Um justo reconhecimento pelos cinquenta anos de dedicação ao direito e ao serviço público brasileiro.
Mas, como nem tudo são flores, nos últimos anos, principalmente desde que se instalou o atual governo, o ex-ministro vinha sofrendo ataques das hostes governistas e, principalmente, da militância partidária vinculada ao presidente, inconformada com algumas decisões e votos e, até, por críticas que fez em ambiente privado – mas que vieram a público –, ao atual governo, onde comparou os arroubos autoritários dos atuais mandatários, com manifestações semanais contra os demais poderes, ao ocorrido na triste República de Weimar, naqueles anos que precederam a tomada definitiva do poder na Alemanha pelos nazistas e toda a desgraça que a ela se sucedeu.
A sanha detratora à guisa de não encontrar um escândalo nos votos ou suspeita de favorecimento ou corrupção ou interesses subalternos, foi revolver da página de um livro do ex-ministro da Justiça do governo Sarney, Saulo Ramos, um único episódio pouco edificante, jamais desmentido – por educação ou pudor –, por Celso de Mello.
O episódio narrado por Ramos, incerto no livro Código da Vida, dar conta de um diálogo havido entre o autor e o ex-ministro sobre uma votação que interessaria ao ex-presidente José Sarney, que o indicara para o cargo de ministro e que ele, Mello, votara contra.
Ao cobrar os motivos de seu posicionamento, o ex-ministro teria respondido ao autor do livro que votara contra porque o jornal Folha de São Paulo antecipara que ele votaria a favor do ex-presidente Sarney e, como este já ganhara a votação antes de chegar sua vez de votar, votou contra.
No livro, Ramos diz que o chamou de “juiz de merda” e nunca mais lhe dirigiu a palavra.
O livro de Ramos foi questionado por algumas pessoas, que disseram que o mesmo contara a história “causa própria”. O próprio Mello, como dito anteriormente, nunca soube ter dito nada sobre o assunto.
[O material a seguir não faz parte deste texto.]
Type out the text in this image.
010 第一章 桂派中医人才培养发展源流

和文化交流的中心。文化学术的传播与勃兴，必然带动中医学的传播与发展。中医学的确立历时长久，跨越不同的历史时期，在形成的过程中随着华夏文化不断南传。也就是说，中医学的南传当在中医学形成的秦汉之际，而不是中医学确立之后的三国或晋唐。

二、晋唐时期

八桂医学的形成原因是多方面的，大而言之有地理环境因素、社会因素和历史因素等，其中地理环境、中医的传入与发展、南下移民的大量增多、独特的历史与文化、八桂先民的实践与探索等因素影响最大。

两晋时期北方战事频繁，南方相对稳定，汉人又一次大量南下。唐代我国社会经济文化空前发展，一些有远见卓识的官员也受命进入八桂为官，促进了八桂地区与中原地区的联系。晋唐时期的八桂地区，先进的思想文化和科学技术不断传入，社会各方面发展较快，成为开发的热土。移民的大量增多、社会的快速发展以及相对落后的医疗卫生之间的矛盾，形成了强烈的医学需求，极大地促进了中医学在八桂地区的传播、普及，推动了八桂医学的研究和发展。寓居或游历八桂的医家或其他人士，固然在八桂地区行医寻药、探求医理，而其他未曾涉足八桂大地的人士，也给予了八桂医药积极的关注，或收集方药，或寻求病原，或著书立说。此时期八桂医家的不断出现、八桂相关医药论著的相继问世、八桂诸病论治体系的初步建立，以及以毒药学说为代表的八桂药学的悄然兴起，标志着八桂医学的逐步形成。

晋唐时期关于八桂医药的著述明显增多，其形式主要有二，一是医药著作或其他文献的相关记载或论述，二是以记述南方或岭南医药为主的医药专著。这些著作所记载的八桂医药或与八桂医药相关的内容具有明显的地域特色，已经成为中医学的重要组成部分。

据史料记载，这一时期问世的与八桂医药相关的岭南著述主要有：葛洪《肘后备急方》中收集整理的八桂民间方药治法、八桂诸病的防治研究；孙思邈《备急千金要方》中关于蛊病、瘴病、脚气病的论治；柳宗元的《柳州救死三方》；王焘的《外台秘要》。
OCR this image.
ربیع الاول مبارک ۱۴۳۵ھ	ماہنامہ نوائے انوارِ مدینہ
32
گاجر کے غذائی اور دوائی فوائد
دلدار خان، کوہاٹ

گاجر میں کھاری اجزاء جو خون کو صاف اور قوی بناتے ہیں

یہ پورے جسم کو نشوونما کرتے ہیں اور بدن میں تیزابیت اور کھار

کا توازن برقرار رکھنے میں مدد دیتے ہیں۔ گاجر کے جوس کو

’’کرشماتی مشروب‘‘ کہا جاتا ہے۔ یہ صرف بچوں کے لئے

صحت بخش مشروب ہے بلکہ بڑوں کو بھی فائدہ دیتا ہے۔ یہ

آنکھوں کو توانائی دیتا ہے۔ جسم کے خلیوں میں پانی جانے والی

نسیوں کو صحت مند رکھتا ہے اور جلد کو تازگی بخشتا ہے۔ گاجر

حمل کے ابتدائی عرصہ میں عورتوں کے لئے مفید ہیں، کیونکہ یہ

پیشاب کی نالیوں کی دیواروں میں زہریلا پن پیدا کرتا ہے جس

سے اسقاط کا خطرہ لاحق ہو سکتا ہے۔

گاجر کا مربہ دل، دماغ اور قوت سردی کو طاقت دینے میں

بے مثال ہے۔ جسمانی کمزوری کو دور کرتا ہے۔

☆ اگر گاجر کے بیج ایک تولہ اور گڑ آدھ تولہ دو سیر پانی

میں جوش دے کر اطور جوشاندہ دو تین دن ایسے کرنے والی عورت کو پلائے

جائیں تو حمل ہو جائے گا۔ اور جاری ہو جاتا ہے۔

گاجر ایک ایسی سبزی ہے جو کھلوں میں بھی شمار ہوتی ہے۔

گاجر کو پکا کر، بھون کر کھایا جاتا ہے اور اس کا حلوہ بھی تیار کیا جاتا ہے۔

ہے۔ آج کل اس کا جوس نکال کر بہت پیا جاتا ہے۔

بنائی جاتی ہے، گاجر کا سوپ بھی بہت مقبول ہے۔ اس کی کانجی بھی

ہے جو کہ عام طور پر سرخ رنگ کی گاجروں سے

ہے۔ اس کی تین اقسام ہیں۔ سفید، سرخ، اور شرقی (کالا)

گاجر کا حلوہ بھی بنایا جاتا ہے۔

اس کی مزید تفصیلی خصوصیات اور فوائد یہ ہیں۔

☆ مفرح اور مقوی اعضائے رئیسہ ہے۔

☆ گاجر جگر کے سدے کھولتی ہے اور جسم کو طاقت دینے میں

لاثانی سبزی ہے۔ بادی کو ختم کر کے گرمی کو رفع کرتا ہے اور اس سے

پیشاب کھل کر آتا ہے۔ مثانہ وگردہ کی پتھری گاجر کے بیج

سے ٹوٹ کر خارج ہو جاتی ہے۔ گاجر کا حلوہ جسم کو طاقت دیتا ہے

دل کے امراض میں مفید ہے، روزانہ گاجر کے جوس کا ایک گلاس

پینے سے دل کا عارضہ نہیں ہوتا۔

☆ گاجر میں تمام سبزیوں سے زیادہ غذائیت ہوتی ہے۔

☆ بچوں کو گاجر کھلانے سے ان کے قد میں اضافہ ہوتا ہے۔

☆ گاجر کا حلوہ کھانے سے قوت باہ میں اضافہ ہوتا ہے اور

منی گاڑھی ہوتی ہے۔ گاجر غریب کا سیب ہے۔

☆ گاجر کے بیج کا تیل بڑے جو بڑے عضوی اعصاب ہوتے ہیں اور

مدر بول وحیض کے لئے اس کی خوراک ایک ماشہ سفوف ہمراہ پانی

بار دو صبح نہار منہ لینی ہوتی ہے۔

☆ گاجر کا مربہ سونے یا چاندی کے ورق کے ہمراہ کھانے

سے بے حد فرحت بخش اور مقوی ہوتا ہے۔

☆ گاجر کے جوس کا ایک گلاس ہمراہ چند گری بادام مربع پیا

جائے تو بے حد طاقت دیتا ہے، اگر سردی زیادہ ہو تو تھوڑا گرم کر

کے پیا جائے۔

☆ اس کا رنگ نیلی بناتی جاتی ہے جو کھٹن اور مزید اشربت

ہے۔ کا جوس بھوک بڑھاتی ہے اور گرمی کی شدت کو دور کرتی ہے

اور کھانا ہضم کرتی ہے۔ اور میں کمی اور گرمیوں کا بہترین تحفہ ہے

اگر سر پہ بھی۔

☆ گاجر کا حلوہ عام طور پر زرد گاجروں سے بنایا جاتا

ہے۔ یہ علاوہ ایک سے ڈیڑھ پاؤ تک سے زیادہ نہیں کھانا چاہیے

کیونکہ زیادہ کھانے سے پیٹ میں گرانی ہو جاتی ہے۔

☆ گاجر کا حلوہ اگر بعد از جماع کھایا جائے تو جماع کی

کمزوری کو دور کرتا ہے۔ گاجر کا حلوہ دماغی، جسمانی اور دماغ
Com quase trinta anos de “mundo jurídico”, onde tudo se comenta, como em um salão de beleza, e gozando de boa memória, nunca ouvi falar de nada, exceto este episódio, que desabonasse ou pusesse em xeque a conduta do ministro recém-aposentado. Um ato de corrupção ou desvio de conduta, nada.
Pois este único episódio, que já conta com quase três décadas, foi o que bastou para uma sórdida campanha dos militantes bolsonaristas contra o ex-ministro, a quem só se referiam (ou se referem) como “juiz de merda”. Essa tem sido a cantilena nos dois últimos anos.
Faço tais considerações sobre a vida do ex-ministro porque o presidente da República, até com um derradeiro gesto de grosseria por alguém que dedicou 50 anos de sua vida ao serviço público, mal o então decano anunciara a data da saída, já tinha o nome pronto para ocupar a vaga. Não esperou a “missa de sétimo dia”, o defunto ainda quente na sala, já o substituto adentrava ao recinto.
E é sobre este proceder presidencial e sobre as suas escolhas que, propriamente, trata o presente texto.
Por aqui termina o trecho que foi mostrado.